The book is a short, readable eighty pages, developed around the Greek myth of Eros and Psyche. In Johnson's explanation of how femininity evolves (including the man's feminine side, or anima), a person must go through certain rites of passage, in sequential order, to develop fully as a woman. Psyche must complete four tasks assigned by Aphrodite. Failure to complete any task before nightfall will result in death. The tasks include sorting a pile of many different seeds, collecting golden fleece from rams, filling a crystal goblet with water from the river Styx, and collecting a cask of beauty ointment from Persephone, goddess of the underworld. Johnson explains how each of these tasks represents an evolution in a woman's life (choosing one of the many seeds a man gives to a woman to begin the miracle of birth, gathering the fleece as acquisition of a bit of masculinity necessary to survive in the world, the single goblet of water from Styx as focusing on a single item at once from the vast choices in the universe). The text is rich with metaphor -- marriage as both death and resurrection for a woman, a beautiful oil-burning lamp as a woman's natural consciousness, etc. Interesting, but (at least for me) not particularly enlightening. Overall, I enjoyed the story, but I didn't come away with an enhanced understanding of female psychology.

Rating: 5
Summary: Approachable, Casual Jungian Interpretation
Comment: This is a short, easy read (about 80 pages) of large-typed, generously-spaced, amply-margined words. Johnson's style is light and casual. Whilst not as in-depth as Marie-Louise Von Franz' treatments, for example, it is also much more approachable and less academically inclined. Still, it provides a concise forray into Jungian thought as related to færy tales and myth.

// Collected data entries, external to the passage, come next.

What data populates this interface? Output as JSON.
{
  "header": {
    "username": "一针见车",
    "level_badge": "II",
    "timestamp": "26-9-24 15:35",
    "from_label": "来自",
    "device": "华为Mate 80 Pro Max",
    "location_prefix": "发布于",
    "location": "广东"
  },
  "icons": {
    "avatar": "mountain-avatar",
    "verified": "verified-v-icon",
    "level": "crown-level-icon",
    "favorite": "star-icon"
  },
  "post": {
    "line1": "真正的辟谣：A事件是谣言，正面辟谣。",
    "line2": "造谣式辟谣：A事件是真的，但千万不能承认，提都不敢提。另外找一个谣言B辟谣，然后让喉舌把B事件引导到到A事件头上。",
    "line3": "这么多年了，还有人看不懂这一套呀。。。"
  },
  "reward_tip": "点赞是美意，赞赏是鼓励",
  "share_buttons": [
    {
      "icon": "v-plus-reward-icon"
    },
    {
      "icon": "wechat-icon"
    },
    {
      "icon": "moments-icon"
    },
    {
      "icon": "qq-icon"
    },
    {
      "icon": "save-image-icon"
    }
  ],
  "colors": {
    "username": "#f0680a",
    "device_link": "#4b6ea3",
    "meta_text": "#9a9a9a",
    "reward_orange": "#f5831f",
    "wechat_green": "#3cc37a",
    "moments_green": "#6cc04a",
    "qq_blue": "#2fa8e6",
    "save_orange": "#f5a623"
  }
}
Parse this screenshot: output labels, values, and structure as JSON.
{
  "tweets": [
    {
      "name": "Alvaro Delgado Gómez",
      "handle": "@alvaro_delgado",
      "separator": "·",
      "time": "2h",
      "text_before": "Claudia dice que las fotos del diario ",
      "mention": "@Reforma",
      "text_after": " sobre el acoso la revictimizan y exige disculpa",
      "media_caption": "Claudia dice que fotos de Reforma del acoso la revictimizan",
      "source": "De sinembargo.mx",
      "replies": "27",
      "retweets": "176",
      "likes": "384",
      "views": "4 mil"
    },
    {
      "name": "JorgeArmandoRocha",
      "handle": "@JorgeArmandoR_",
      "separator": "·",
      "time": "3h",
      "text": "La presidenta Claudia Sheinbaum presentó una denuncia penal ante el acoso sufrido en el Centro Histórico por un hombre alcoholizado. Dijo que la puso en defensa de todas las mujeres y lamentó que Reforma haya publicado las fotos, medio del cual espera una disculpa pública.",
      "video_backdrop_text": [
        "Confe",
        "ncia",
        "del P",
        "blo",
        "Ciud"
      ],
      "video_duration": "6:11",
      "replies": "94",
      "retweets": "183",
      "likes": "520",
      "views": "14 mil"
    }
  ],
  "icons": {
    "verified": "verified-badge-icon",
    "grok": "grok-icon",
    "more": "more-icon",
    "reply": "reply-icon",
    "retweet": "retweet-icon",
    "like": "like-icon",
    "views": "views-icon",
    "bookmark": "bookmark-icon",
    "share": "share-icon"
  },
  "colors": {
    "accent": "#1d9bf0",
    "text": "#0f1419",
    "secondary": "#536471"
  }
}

Whilst the readers of Von Franz might find it too light, I suggest it simply adds to the analytical repertoire. If you enjoy Clarissa Pinkola Estes' work relative to færy tales, you should also enjoy this, too.

Rating: 4
Summary: Let the Animas Out of Their Cages
Comment: I picked up this book because I wanted to know more about women. I've been fascinated by them, and irresistably, magnetically attracted to them all of my life. I wanted to understnad a little more about this powerful pull. Women are beautiful, mystical, and wonderfully different. There's that quality in a woman's voice that just doesn't exist in a man's that can make all of the world feel like it's suddenly become light as a feather. There's always been that bewitching paradox about the sexes. We're all human, but our perspectives are inherantly different.

In this slim but nourishing volume, Johnson lucidly examines the Greek myth of Psyche and Cupid. Using Jungian pysychology, he shows that the trials a girl must undertake to become a woman are no different today than they were in the ancient world. Johnson tells us why myth is so important to us as humans. It's one of the truest, clearest records of ourselves. When a myth is passed on from one generation of storytellers to another, it is refined and slowly given its truest shape. The parts that glow are given more emphasis and the parts that don't are left along the way.

As the author stresses, this book is not really about women, but rather about the 'feminine' that exists in both women and to a lesser degree men. In learning to understand the psychological imperatives of the female, not only will a man be more adept in his relationships with women, but he will also better understand his own complex nature.